Procédure devant la cour :
Par une requête et un mémoire, enregistrés les 22 juillet 2021 et 17 février 2022, M. A..., représenté par la SELARL Isard Avocat Conseil, demande à la cour :
1°) d'annuler ce jugement du tribunal administratif de Nancy 27 mai 2021 ;
2°) d'annuler la décision implicite de rejet du 27 mai 2019 ;
3°) de condamner l'Etat à lui verser une somme de 121 377,94 euros en réparation de ses préjudices avec intérêt au taux légal à compter du 27 mars 2019 et capitalisation de ces intérêts ;
4°) de mettre à la charge de l'Etat le versement d'une somme de 6 000 euros sur le fondement de l'article L. 761-1 du code de justice administrative.
Il soutient que :
- en application de l'article 8 de la directive 80/987/CEE du 20 octobre 1980, il incombait à l'Etat d'assurer une garantie des droits acquis par les salariés au titre de la retraite supplémentaire, y compris après leur départ, par tout moyen, en cas d'insolvabilité de l'employeur ;
- la transposition de l'article 8 de cette directive par l'ordonnance n° 2015-839 du 9 juillet 2015 est incomplète et ineffective, en l'absence d'institution par l'Etat d'un système permettant de garantir que l'employeur respectait son obligation de souscrire à une assurance afin de sécuriser les retraites supplémentaires ;
- cette abstention de l'Etat est constitutive d'une faute de nature à engager sa responsabilité ;
- la carence de l'Etat à exiger de son employeur en application de l'article 8 de la directive 80/987/CEE qu'il souscrive une assurance est la cause de ses préjudices ;
- il a subi un préjudice de 111 377,94 euros au titre de la perte de pension de retraite supplémentaire, au titre de la perte de pension de retraite supplémentaire, à laquelle il avait droit depuis le 1er janvier 2018 ;
- il justifie de l'existence et du quantum de ce préjudice ;
- il a subi un préjudice moral à hauteur de 10 000 euros.

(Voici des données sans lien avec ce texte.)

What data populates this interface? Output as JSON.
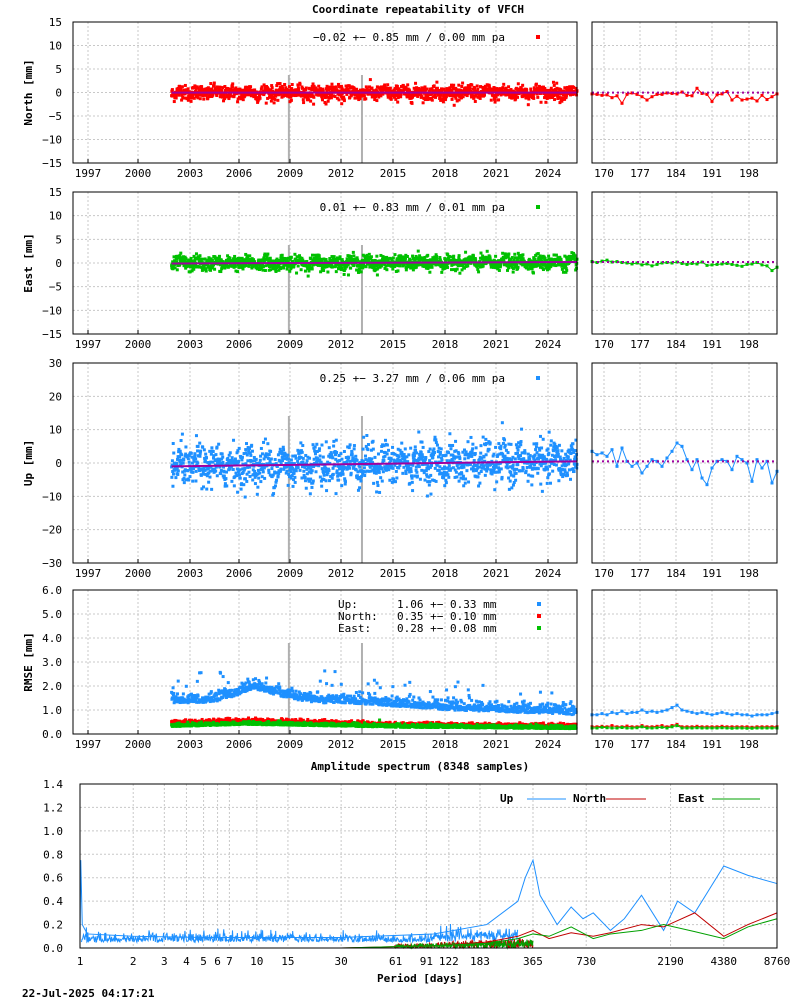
{
  "figure": {
    "title": "Coordinate repeatability of VFCH",
    "timestamp": "22-Jul-2025 04:17:21"
  },
  "colors": {
    "north": "#ff0000",
    "east": "#00c000",
    "up": "#1e90ff",
    "model": "#a000a0",
    "event": "#b0b0b0",
    "grid": "#c8c8c8"
  },
  "chart_data": [
    {
      "id": "north",
      "type": "scatter",
      "title": "Coordinate repeatability of VFCH",
      "ylabel": "North [mm]",
      "xlabel": "",
      "ylim": [
        -15,
        15
      ],
      "yticks": [
        "15",
        "10",
        "5",
        "0",
        "−5",
        "−10",
        "−15"
      ],
      "xticks": [
        "1997",
        "2000",
        "2003",
        "2006",
        "2009",
        "2012",
        "2015",
        "2018",
        "2021",
        "2024"
      ],
      "xlim": [
        1995.9,
        2025.55
      ],
      "legend": "−0.02 +− 0.85 mm /  0.00 mm pa",
      "data_start": 2001.7,
      "data_end": 2025.55,
      "scatter_sd": 0.85,
      "trend": [
        -0.02,
        -0.02
      ],
      "events": [
        2008.6,
        2012.9
      ],
      "zoom": {
        "xticks": [
          "170",
          "177",
          "184",
          "191",
          "198"
        ],
        "day_range": [
          166,
          203
        ],
        "values": [
          -0.3,
          -0.4,
          -0.6,
          -0.5,
          -1.1,
          -0.7,
          -2.3,
          -0.4,
          -0.1,
          -0.4,
          -0.9,
          -1.6,
          -0.9,
          -0.4,
          -0.4,
          -0.1,
          -0.2,
          -0.3,
          0.1,
          -0.6,
          -0.7,
          0.9,
          -0.2,
          -0.4,
          -1.9,
          -0.5,
          -0.3,
          0.2,
          -1.6,
          -0.8,
          -1.6,
          -1.4,
          -1.2,
          -1.8,
          -0.6,
          -1.5,
          -0.9,
          -0.3
        ]
      }
    },
    {
      "id": "east",
      "type": "scatter",
      "ylabel": "East [mm]",
      "xlabel": "",
      "ylim": [
        -15,
        15
      ],
      "yticks": [
        "15",
        "10",
        "5",
        "0",
        "−5",
        "−10",
        "−15"
      ],
      "xticks": [
        "1997",
        "2000",
        "2003",
        "2006",
        "2009",
        "2012",
        "2015",
        "2018",
        "2021",
        "2024"
      ],
      "xlim": [
        1995.9,
        2025.55
      ],
      "legend": "0.01 +− 0.83 mm /  0.01 mm pa",
      "data_start": 2001.7,
      "data_end": 2025.55,
      "scatter_sd": 0.83,
      "trend": [
        -0.1,
        0.2
      ],
      "events": [
        2008.6,
        2012.9
      ],
      "zoom": {
        "xticks": [
          "170",
          "177",
          "184",
          "191",
          "198"
        ],
        "day_range": [
          166,
          203
        ],
        "values": [
          0.3,
          0.1,
          0.4,
          0.6,
          0.2,
          0.3,
          0.1,
          0.0,
          -0.2,
          0.0,
          -0.4,
          -0.2,
          -0.6,
          -0.3,
          0.0,
          0.1,
          0.0,
          0.2,
          -0.1,
          -0.3,
          -0.1,
          -0.2,
          0.2,
          -0.5,
          -0.4,
          -0.3,
          -0.2,
          -0.1,
          -0.3,
          -0.5,
          -0.7,
          -0.3,
          -0.2,
          0.1,
          -0.4,
          -0.6,
          -1.6,
          -0.9
        ]
      }
    },
    {
      "id": "up",
      "type": "scatter",
      "ylabel": "Up [mm]",
      "xlabel": "",
      "ylim": [
        -30,
        30
      ],
      "yticks": [
        "30",
        "20",
        "10",
        "0",
        "−10",
        "−20",
        "−30"
      ],
      "xticks": [
        "1997",
        "2000",
        "2003",
        "2006",
        "2009",
        "2012",
        "2015",
        "2018",
        "2021",
        "2024"
      ],
      "xlim": [
        1995.9,
        2025.55
      ],
      "legend": "0.25 +− 3.27 mm /  0.06 mm pa",
      "data_start": 2001.7,
      "data_end": 2025.55,
      "scatter_sd": 3.27,
      "trend": [
        -1.0,
        0.5
      ],
      "events": [
        2008.6,
        2012.9
      ],
      "zoom": {
        "xticks": [
          "170",
          "177",
          "184",
          "191",
          "198"
        ],
        "day_range": [
          166,
          203
        ],
        "values": [
          3.5,
          2.5,
          3.0,
          2.0,
          4.0,
          -1.0,
          4.5,
          0.5,
          -1.0,
          0.0,
          -3.0,
          -1.0,
          1.0,
          0.5,
          -1.0,
          1.5,
          3.5,
          6.0,
          5.0,
          1.0,
          -2.0,
          1.0,
          -4.5,
          -6.5,
          -1.5,
          0.5,
          1.0,
          0.5,
          -2.0,
          2.0,
          1.0,
          0.0,
          -5.5,
          1.0,
          -1.5,
          0.5,
          -6.0,
          -2.5
        ]
      }
    },
    {
      "id": "rmse",
      "type": "scatter",
      "ylabel": "RMSE [mm]",
      "xlabel": "",
      "ylim": [
        0,
        6
      ],
      "yticks": [
        "6.0",
        "5.0",
        "4.0",
        "3.0",
        "2.0",
        "1.0",
        "0.0"
      ],
      "xticks": [
        "1997",
        "2000",
        "2003",
        "2006",
        "2009",
        "2012",
        "2015",
        "2018",
        "2021",
        "2024"
      ],
      "xlim": [
        1995.9,
        2025.55
      ],
      "events": [
        2008.6,
        2012.9
      ],
      "legend": [
        {
          "name": "Up:",
          "text": "1.06 +− 0.33 mm",
          "color": "#1e90ff"
        },
        {
          "name": "North:",
          "text": "0.35 +− 0.10 mm",
          "color": "#ff0000"
        },
        {
          "name": "East:",
          "text": "0.28 +− 0.08 mm",
          "color": "#00c000"
        }
      ],
      "series": [
        {
          "name": "Up",
          "color": "#1e90ff",
          "x": [
            2001.7,
            2004,
            2005.5,
            2006.5,
            2007.5,
            2008.5,
            2010,
            2012,
            2014,
            2016,
            2018,
            2020,
            2022,
            2024,
            2025.5
          ],
          "y": [
            1.3,
            1.3,
            1.6,
            1.9,
            1.7,
            1.5,
            1.3,
            1.3,
            1.2,
            1.1,
            1.0,
            0.95,
            0.9,
            0.85,
            0.8
          ]
        },
        {
          "name": "North",
          "color": "#ff0000",
          "x": [
            2001.7,
            2006,
            2010,
            2015,
            2020,
            2025.5
          ],
          "y": [
            0.45,
            0.5,
            0.45,
            0.35,
            0.33,
            0.3
          ]
        },
        {
          "name": "East",
          "color": "#00c000",
          "x": [
            2001.7,
            2006,
            2010,
            2015,
            2020,
            2025.5
          ],
          "y": [
            0.3,
            0.4,
            0.35,
            0.28,
            0.25,
            0.22
          ]
        }
      ],
      "zoom": {
        "xticks": [
          "170",
          "177",
          "184",
          "191",
          "198"
        ],
        "day_range": [
          166,
          203
        ],
        "up": [
          0.8,
          0.8,
          0.85,
          0.8,
          0.9,
          0.85,
          0.95,
          0.85,
          0.9,
          0.9,
          1.0,
          0.9,
          0.95,
          0.9,
          0.95,
          1.0,
          1.1,
          1.2,
          1.0,
          0.95,
          0.9,
          0.85,
          0.9,
          0.85,
          0.8,
          0.85,
          0.9,
          0.85,
          0.8,
          0.85,
          0.8,
          0.8,
          0.75,
          0.8,
          0.8,
          0.8,
          0.85,
          0.9
        ],
        "north": [
          0.3,
          0.3,
          0.32,
          0.3,
          0.35,
          0.3,
          0.3,
          0.33,
          0.3,
          0.3,
          0.35,
          0.3,
          0.3,
          0.32,
          0.35,
          0.3,
          0.35,
          0.4,
          0.3,
          0.3,
          0.3,
          0.32,
          0.3,
          0.3,
          0.3,
          0.3,
          0.32,
          0.3,
          0.3,
          0.3,
          0.3,
          0.3,
          0.28,
          0.3,
          0.3,
          0.3,
          0.3,
          0.3
        ],
        "east": [
          0.25,
          0.25,
          0.28,
          0.26,
          0.25,
          0.25,
          0.27,
          0.25,
          0.25,
          0.26,
          0.3,
          0.25,
          0.25,
          0.26,
          0.28,
          0.25,
          0.3,
          0.35,
          0.25,
          0.25,
          0.25,
          0.26,
          0.25,
          0.25,
          0.25,
          0.25,
          0.26,
          0.25,
          0.24,
          0.25,
          0.25,
          0.24,
          0.24,
          0.25,
          0.25,
          0.25,
          0.25,
          0.25
        ]
      }
    },
    {
      "id": "spectrum",
      "type": "line",
      "title": "Amplitude spectrum (8348 samples)",
      "xlabel": "Period [days]",
      "ylabel": "",
      "xscale": "log",
      "xlim": [
        1,
        8760
      ],
      "ylim": [
        0,
        1.4
      ],
      "yticks": [
        "1.4",
        "1.2",
        "1.0",
        "0.8",
        "0.6",
        "0.4",
        "0.2",
        "0.0"
      ],
      "xticks": [
        {
          "v": 1,
          "label": "1"
        },
        {
          "v": 2,
          "label": "2"
        },
        {
          "v": 3,
          "label": "3"
        },
        {
          "v": 4,
          "label": "4"
        },
        {
          "v": 5,
          "label": "5"
        },
        {
          "v": 6,
          "label": "6"
        },
        {
          "v": 7,
          "label": "7"
        },
        {
          "v": 10,
          "label": "10"
        },
        {
          "v": 15,
          "label": "15"
        },
        {
          "v": 30,
          "label": "30"
        },
        {
          "v": 61,
          "label": "61"
        },
        {
          "v": 91,
          "label": "91"
        },
        {
          "v": 122,
          "label": "122"
        },
        {
          "v": 183,
          "label": "183"
        },
        {
          "v": 365,
          "label": "365"
        },
        {
          "v": 730,
          "label": "730"
        },
        {
          "v": 2190,
          "label": "2190"
        },
        {
          "v": 4380,
          "label": "4380"
        },
        {
          "v": 8760,
          "label": "8760"
        }
      ],
      "series": [
        {
          "name": "Up",
          "color": "#1e90ff",
          "x": [
            1,
            1.01,
            1.03,
            1.1,
            2,
            5,
            10,
            30,
            100,
            200,
            300,
            330,
            365,
            400,
            500,
            600,
            700,
            800,
            1000,
            1200,
            1500,
            2000,
            2400,
            3000,
            4380,
            6000,
            8760
          ],
          "y": [
            0.05,
            0.75,
            0.2,
            0.12,
            0.1,
            0.09,
            0.09,
            0.09,
            0.12,
            0.2,
            0.4,
            0.6,
            0.75,
            0.45,
            0.2,
            0.35,
            0.25,
            0.3,
            0.15,
            0.25,
            0.45,
            0.15,
            0.4,
            0.3,
            0.7,
            0.62,
            0.55
          ]
        },
        {
          "name": "North",
          "color": "#c00000",
          "x": [
            1,
            30,
            100,
            200,
            300,
            365,
            450,
            600,
            800,
            1000,
            1500,
            2000,
            3000,
            4380,
            6000,
            8760
          ],
          "y": [
            0.0,
            0.0,
            0.02,
            0.05,
            0.1,
            0.15,
            0.08,
            0.13,
            0.1,
            0.13,
            0.2,
            0.18,
            0.3,
            0.1,
            0.2,
            0.3
          ]
        },
        {
          "name": "East",
          "color": "#00a000",
          "x": [
            1,
            30,
            100,
            200,
            300,
            365,
            450,
            600,
            800,
            1000,
            1500,
            2000,
            3000,
            4380,
            6000,
            8760
          ],
          "y": [
            0.0,
            0.0,
            0.02,
            0.04,
            0.08,
            0.12,
            0.1,
            0.18,
            0.08,
            0.12,
            0.15,
            0.2,
            0.14,
            0.08,
            0.18,
            0.25
          ]
        }
      ]
    }
  ]
}
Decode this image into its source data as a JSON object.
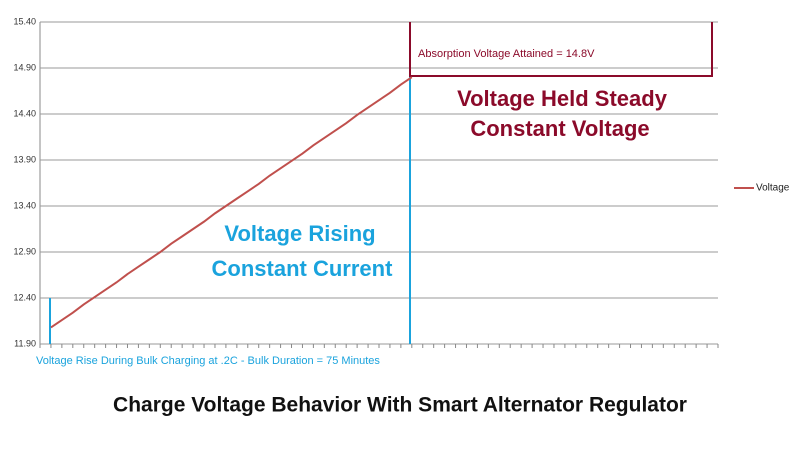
{
  "chart_data": {
    "type": "line",
    "title": "Charge Voltage Behavior With Smart Alternator Regulator",
    "annotations": [
      "Absorption Voltage Attained = 14.8V",
      "Voltage Held Steady",
      "Constant Voltage",
      "Voltage Rising",
      "Constant Current",
      "Voltage Rise During Bulk Charging at .2C - Bulk Duration = 75 Minutes"
    ],
    "categories": [
      null,
      null,
      null,
      null,
      null,
      null,
      null,
      null,
      null,
      null,
      null,
      null,
      null,
      null,
      null,
      null,
      null,
      null,
      null,
      null,
      null,
      null,
      null,
      null,
      null,
      null,
      null,
      null,
      null,
      null,
      null,
      null,
      null,
      null,
      null,
      null,
      null,
      null,
      null,
      null,
      null,
      null,
      null,
      null,
      null,
      null,
      null,
      null,
      null,
      null,
      null,
      null,
      null,
      null,
      null,
      null,
      null,
      null,
      null,
      null,
      null,
      null,
      null
    ],
    "series": [
      {
        "name": "Voltage",
        "color": "#c0504d",
        "values": [
          null,
          12.08,
          12.16,
          12.24,
          12.33,
          12.41,
          12.49,
          12.57,
          12.66,
          12.74,
          12.82,
          12.9,
          12.99,
          13.07,
          13.15,
          13.23,
          13.32,
          13.4,
          13.48,
          13.56,
          13.64,
          13.73,
          13.81,
          13.89,
          13.97,
          14.06,
          14.14,
          14.22,
          14.3,
          14.39,
          14.47,
          14.55,
          14.63,
          14.72,
          14.8,
          null,
          null,
          null,
          null,
          null,
          null,
          null,
          null,
          null,
          null,
          null,
          null,
          null,
          null,
          null,
          null,
          null,
          null,
          null,
          null,
          null,
          null,
          null,
          null,
          null,
          null,
          null,
          null
        ]
      }
    ],
    "ylim": [
      11.9,
      15.4
    ],
    "yticks": [
      {
        "value": 11.9,
        "label": "11.90"
      },
      {
        "value": 12.4,
        "label": "12.40"
      },
      {
        "value": 12.9,
        "label": "12.90"
      },
      {
        "value": 13.4,
        "label": "13.40"
      },
      {
        "value": 13.9,
        "label": "13.90"
      },
      {
        "value": 14.4,
        "label": "14.40"
      },
      {
        "value": 14.9,
        "label": "14.90"
      },
      {
        "value": 15.4,
        "label": "15.40"
      }
    ],
    "grid": true,
    "legend": "right"
  }
}
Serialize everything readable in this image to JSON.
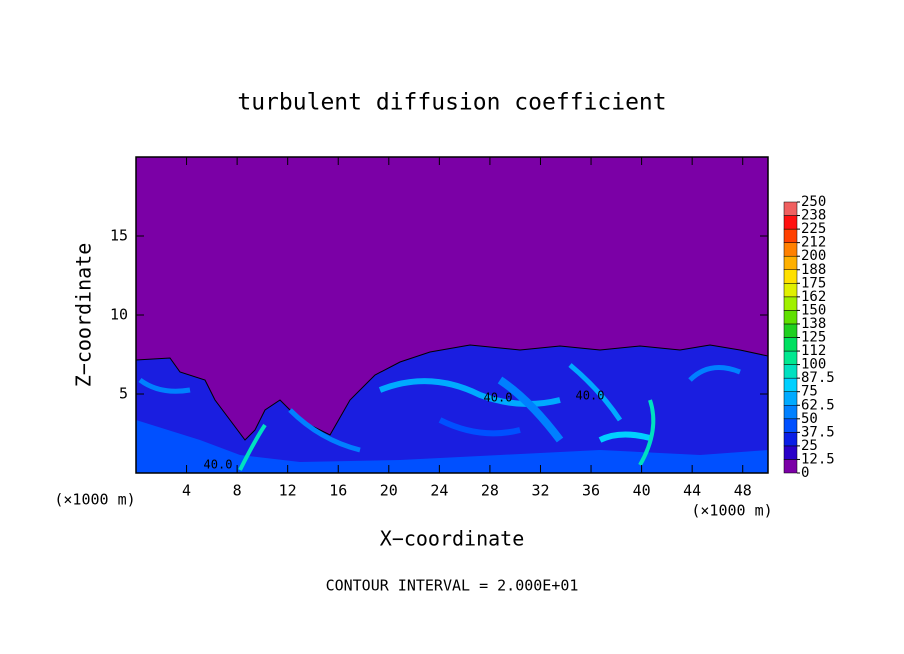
{
  "chart_data": {
    "type": "contour",
    "title": "turbulent diffusion coefficient",
    "x_label": "X−coordinate",
    "y_label": "Z−coordinate",
    "x_unit_left": "(×1000 m)",
    "x_unit_right": "(×1000 m)",
    "footer": "CONTOUR INTERVAL = 2.000E+01",
    "xlim": [
      0,
      50
    ],
    "xticks": [
      4,
      8,
      12,
      16,
      20,
      24,
      28,
      32,
      36,
      40,
      44,
      48
    ],
    "ylim": [
      0,
      20
    ],
    "yticks": [
      5,
      10,
      15
    ],
    "colorbar": {
      "lim": [
        0,
        250
      ],
      "ticks": [
        0,
        12.5,
        25,
        37.5,
        50,
        62.5,
        75,
        87.5,
        100,
        {
          "value": 112.5,
          "label": "112"
        },
        125,
        {
          "value": 137.5,
          "label": "138"
        },
        150,
        {
          "value": 162.5,
          "label": "162"
        },
        175,
        {
          "value": 187.5,
          "label": "188"
        },
        200,
        {
          "value": 212.5,
          "label": "212"
        },
        225,
        {
          "value": 237.5,
          "label": "238"
        },
        250
      ],
      "colors": [
        "#7b00a6",
        "#2a00c8",
        "#0a1ee6",
        "#0050ff",
        "#0080ff",
        "#00aaff",
        "#00d0ff",
        "#00e0c0",
        "#00e890",
        "#00e060",
        "#20d020",
        "#60e000",
        "#a0f000",
        "#e0f000",
        "#ffe000",
        "#ffb000",
        "#ff8000",
        "#ff4000",
        "#ff1010",
        "#f06060"
      ]
    },
    "annotations": [
      "40.0",
      "40.0",
      "40.0"
    ]
  }
}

Par un mémoire en défense enregistré le 5 novembre 2021, la ministre du travail, de l'emploi et de l'insertion conclut au rejet de la requête.
Elle soutient que le requérant ne produit pas d'éléments de nature à démontrer l'existence et le montant de son préjudice.
Vu les autres pièces du dossier.
Vu :
- la directive 80/987/CEE du Conseil du 20 octobre 1980 ;
- la directive 2008/94/CE du Parlement européen et du Conseil du 22 octobre 2008 ;
- l'ordonnance n° 2015-839 du 9 juillet 2015 ;
- le code de la sécurité sociale ;
- le code de justice administrative.
Les parties ont été régulièrement averties du jour de l'audience.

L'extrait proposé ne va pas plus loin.